Emsal Mahkeme Kararı İstanbul Bölge Adliye Mahkemesi 16. Hukuk Dairesi 2019/2992 E. 2022/586 K. 04.04.2022 T.

Görüntülediğiniz mahkeme kararı kesinleşmiş bir karardır.

T.C.
İSTANBUL
BÖLGE ADLİYE MAHKEMESİ
16. HUKUK DAİRESİ
T Ü R K M İ L L E T İ A D I N A
İ S T İ N A F K A R A R I
DOSYA NO: 2019/2992 Esas
KARAR NO: 2022/586
İNCELENEN KARARIN
MAHKEMESİ: İSTANBUL 16. ASLİYE TİCARET MAHKEMESİ
TARİHİ: 03/10/2017
NUMARASI: 2015/194 E. – 2017/823 K.
DAVANIN KONUSU: İstirdat (Ticari Satımdan Kaynaklanan)
DAVA TARİHİ: 19/02/2015
KARAR TARİHİ: 04/04/2022
İstinaf incelemesi için dairemize gönderilen dosyanın ilk incelemesi tamamlanmış olmakla, HMK 353. Maddesi gereğince dosya içeriğine göre duruşma yapılmasına gerek görülmeden dosya üzerinde yapılan inceleme sonucu;
GEREĞİ DÜŞÜNÜLDÜ:
DAVA: Davacı vekili dava dilekçesinde özetle; müvekkili şirketin uhtesinde bulunan 45 adet çek ile çek koçanındaki çekleri kopartarak kimliği belirsiz kişilerce çalındığını, çalınan çekler içinde müvekkilinin meşru hamili olarak elinde bulundurduğu dava konusu … Bankası Menemen İzmir Şubesine ait 19/05/2014 keşide tarihli, … nolu 15.572 TL bedelli bir adet çekin de bulunduğunu ve müvekkiline ait olmayan sahte kaşe ve imza ile tedavüle sürüldüğünü beyanla, dava konusu çekin davalıdan istirdadını ve aksi halde bedelini davalıdan tahsilini dava dilekçemiz kapsamında talep ve dava etmiştir.

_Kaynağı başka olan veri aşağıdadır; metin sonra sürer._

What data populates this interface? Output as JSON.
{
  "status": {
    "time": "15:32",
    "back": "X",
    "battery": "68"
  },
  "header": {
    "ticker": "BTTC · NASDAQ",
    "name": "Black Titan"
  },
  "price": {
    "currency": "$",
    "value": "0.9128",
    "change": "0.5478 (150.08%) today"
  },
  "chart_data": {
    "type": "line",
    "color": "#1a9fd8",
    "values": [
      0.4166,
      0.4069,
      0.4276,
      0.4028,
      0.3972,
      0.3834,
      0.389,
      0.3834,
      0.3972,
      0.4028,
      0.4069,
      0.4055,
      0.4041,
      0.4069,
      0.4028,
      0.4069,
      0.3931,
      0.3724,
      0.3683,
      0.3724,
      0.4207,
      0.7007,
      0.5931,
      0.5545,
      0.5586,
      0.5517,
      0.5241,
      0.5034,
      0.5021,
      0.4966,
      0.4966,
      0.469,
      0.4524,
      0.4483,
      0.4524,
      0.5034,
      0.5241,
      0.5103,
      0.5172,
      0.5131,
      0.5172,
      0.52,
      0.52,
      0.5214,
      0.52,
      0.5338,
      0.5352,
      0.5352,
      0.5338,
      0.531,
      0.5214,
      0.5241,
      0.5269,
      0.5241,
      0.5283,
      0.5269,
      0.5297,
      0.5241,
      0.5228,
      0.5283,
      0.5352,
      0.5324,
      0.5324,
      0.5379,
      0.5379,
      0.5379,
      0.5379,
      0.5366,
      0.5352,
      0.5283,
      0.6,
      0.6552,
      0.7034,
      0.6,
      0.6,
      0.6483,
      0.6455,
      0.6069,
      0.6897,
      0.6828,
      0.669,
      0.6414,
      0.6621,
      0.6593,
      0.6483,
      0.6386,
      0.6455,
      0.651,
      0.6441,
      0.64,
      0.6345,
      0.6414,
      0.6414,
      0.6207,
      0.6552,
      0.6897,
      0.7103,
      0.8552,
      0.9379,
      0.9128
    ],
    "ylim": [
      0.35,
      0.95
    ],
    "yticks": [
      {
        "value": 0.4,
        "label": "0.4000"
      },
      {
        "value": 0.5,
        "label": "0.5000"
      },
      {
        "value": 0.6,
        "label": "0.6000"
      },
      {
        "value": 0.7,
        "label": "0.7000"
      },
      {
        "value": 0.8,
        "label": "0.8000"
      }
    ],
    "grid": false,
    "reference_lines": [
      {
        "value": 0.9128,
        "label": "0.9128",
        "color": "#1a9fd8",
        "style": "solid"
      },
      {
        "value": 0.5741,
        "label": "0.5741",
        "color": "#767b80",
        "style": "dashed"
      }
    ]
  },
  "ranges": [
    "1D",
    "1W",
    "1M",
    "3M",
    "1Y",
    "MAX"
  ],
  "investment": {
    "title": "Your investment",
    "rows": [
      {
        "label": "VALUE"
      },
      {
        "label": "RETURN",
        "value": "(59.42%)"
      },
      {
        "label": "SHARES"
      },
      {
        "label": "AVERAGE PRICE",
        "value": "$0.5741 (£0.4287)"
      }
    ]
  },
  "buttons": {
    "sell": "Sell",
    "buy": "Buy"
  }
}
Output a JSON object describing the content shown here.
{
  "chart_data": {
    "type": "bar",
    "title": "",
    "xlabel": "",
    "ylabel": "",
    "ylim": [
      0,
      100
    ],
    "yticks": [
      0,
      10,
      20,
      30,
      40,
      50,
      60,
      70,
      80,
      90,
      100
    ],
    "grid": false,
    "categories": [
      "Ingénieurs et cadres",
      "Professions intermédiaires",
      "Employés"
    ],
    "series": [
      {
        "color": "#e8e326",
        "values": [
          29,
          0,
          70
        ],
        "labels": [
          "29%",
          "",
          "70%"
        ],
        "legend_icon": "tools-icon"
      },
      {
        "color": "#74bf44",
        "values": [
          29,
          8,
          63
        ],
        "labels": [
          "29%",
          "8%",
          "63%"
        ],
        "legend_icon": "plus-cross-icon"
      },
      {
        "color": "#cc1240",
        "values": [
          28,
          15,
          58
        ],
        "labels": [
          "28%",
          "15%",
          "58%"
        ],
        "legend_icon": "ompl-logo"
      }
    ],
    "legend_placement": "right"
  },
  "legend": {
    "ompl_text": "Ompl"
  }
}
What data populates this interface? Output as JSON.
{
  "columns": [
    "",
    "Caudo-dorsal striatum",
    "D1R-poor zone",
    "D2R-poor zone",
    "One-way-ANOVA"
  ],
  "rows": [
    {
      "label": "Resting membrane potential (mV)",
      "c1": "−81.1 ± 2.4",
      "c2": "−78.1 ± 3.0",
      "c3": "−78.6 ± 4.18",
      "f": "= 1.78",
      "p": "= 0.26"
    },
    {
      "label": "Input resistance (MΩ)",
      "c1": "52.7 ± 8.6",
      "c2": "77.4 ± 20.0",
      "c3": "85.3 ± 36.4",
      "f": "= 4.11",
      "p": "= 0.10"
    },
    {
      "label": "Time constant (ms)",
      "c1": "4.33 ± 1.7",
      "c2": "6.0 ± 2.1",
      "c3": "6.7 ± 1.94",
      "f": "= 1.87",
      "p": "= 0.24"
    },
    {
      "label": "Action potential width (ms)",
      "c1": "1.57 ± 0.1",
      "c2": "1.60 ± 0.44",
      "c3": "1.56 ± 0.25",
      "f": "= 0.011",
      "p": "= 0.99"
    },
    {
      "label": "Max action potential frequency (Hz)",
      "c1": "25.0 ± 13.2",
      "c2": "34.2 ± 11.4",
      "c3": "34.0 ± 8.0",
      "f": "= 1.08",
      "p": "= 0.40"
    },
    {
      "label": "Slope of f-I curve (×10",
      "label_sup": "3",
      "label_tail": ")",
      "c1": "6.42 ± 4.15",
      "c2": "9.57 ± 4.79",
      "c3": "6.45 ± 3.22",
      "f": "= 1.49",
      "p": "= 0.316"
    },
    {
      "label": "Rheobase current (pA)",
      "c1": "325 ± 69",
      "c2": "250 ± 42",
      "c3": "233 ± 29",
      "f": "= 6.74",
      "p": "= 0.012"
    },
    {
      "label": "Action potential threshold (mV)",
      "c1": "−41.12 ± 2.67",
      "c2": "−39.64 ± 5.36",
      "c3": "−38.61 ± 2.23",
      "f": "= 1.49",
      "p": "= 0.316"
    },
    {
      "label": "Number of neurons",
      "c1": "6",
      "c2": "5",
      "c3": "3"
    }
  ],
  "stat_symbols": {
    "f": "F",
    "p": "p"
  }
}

CEVAP: Davalı vekili cevap dilekçesinde özetle; müvekkilinin çekin iyiniyetli meşru hamili olduğunu, ağır kusur ve kötüniyetinin kanıtlanması gerektiğini beyanla davanın reddini savunmuştur.
İLK DERECE MAHKEMESİ KARARI: İstanbul 16. Asliye Ticaret Mahkemesi’nin 03.10.2017 tarih ve 2015/194 Esas – 2017/823 Karar sayılı kararıyla; “… mahkemece icra edilen yargılama ve tekmil dosya münderecatından edinilen vicdani kanat gereğince; davacı yanın imza inkarına dayalı borçsuzluk istemi yerinde görüldüğü gerekçesiyle davanın kabulü ile, … Bankası Menemen (İzmir) şubesine ait 19/05/2014 keşide tarihli, … nolu, 15.572 TL bedelli çek yönünden davacının davalıya borçlu olmadığının tespiti ile çekin istirdadına” karar verilmiştir.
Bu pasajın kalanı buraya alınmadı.